The epidermis provides the first line of defense against invasion by pathogens. Whilst the epidermis contains antigen-presenting Langerhans cells of the adaptive immune system, keratinocytes also have inherent mechanisms to combat infection. This innate immunity is a remnant of an ancient host defense mechanism shared with lower organisms, pre-dating adaptive immunity. The activation of the prototypical innate Drosophila receptor Toll is central to this innate response, leading to the release of antifungal factors. A related family of Toll-like receptors (TLRs) are widely expressed in mammalian tissues, particularly epithelia, and growing body of research indicates the importance of innate immunity in cutaneous pathology.
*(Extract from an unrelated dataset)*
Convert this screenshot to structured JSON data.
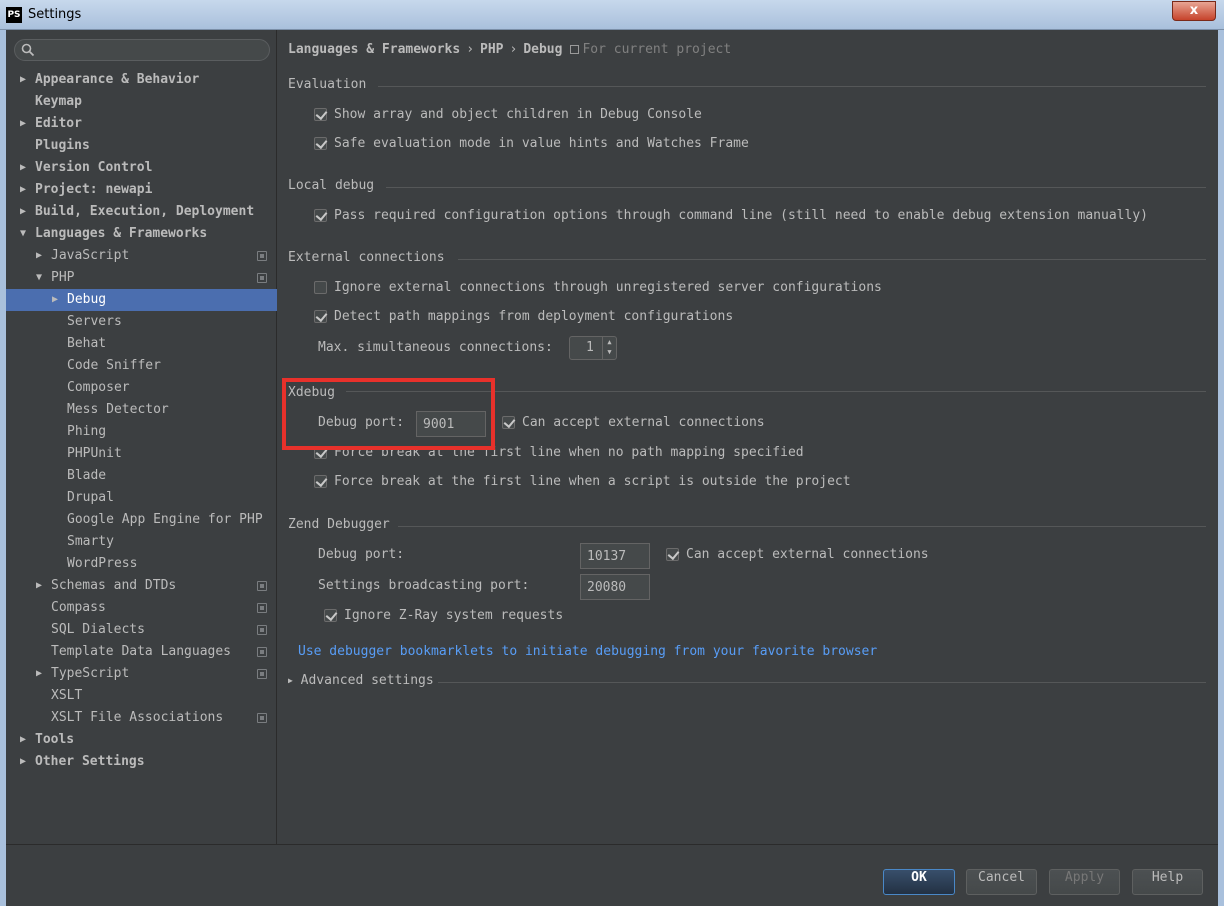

Eleven mammalian Toll homologues have been characterised to date, each recognizing a discrete set of invariant moieties associated with infectious agents called pathogen associated molecular patterns, or PAMPs. Notable PAMPs include peptidoglycan (PGN) a component of the coats of gram-positive bacteria (including P. acnes), lipopolysaccharide (LPS) from gram-negative bacteria, or unmethylated CpG DNA characteristic of viruses, which activate TLR2, TLR4 and TLR9 respectively [reviewed in. PAMPs are recognised by a leucine-rich extracellular TLR domain, initiating a signal transduction cascade via an intracellular interleukin-1 receptor (IL-1R)-like region, characteristically leading to the release of antibacterial compounds (β-defensins and reactive oxygen species) and cytokines (including IL-1α) via an NFκB-dependent mechanism.
There is much speculation regarding the source of infundibular IL-1α in acne, and there are reports of release either by keratinocytes or by the cells of the immune system. Since IL-1α release is a consequence of TLR signaling in many cell types including keratinocytes, we wished to investigated if the exposure of sebaceous glands maintained ex vivo to PAMPs induced hypercornification via the TLR-stimulated release of IL-1α.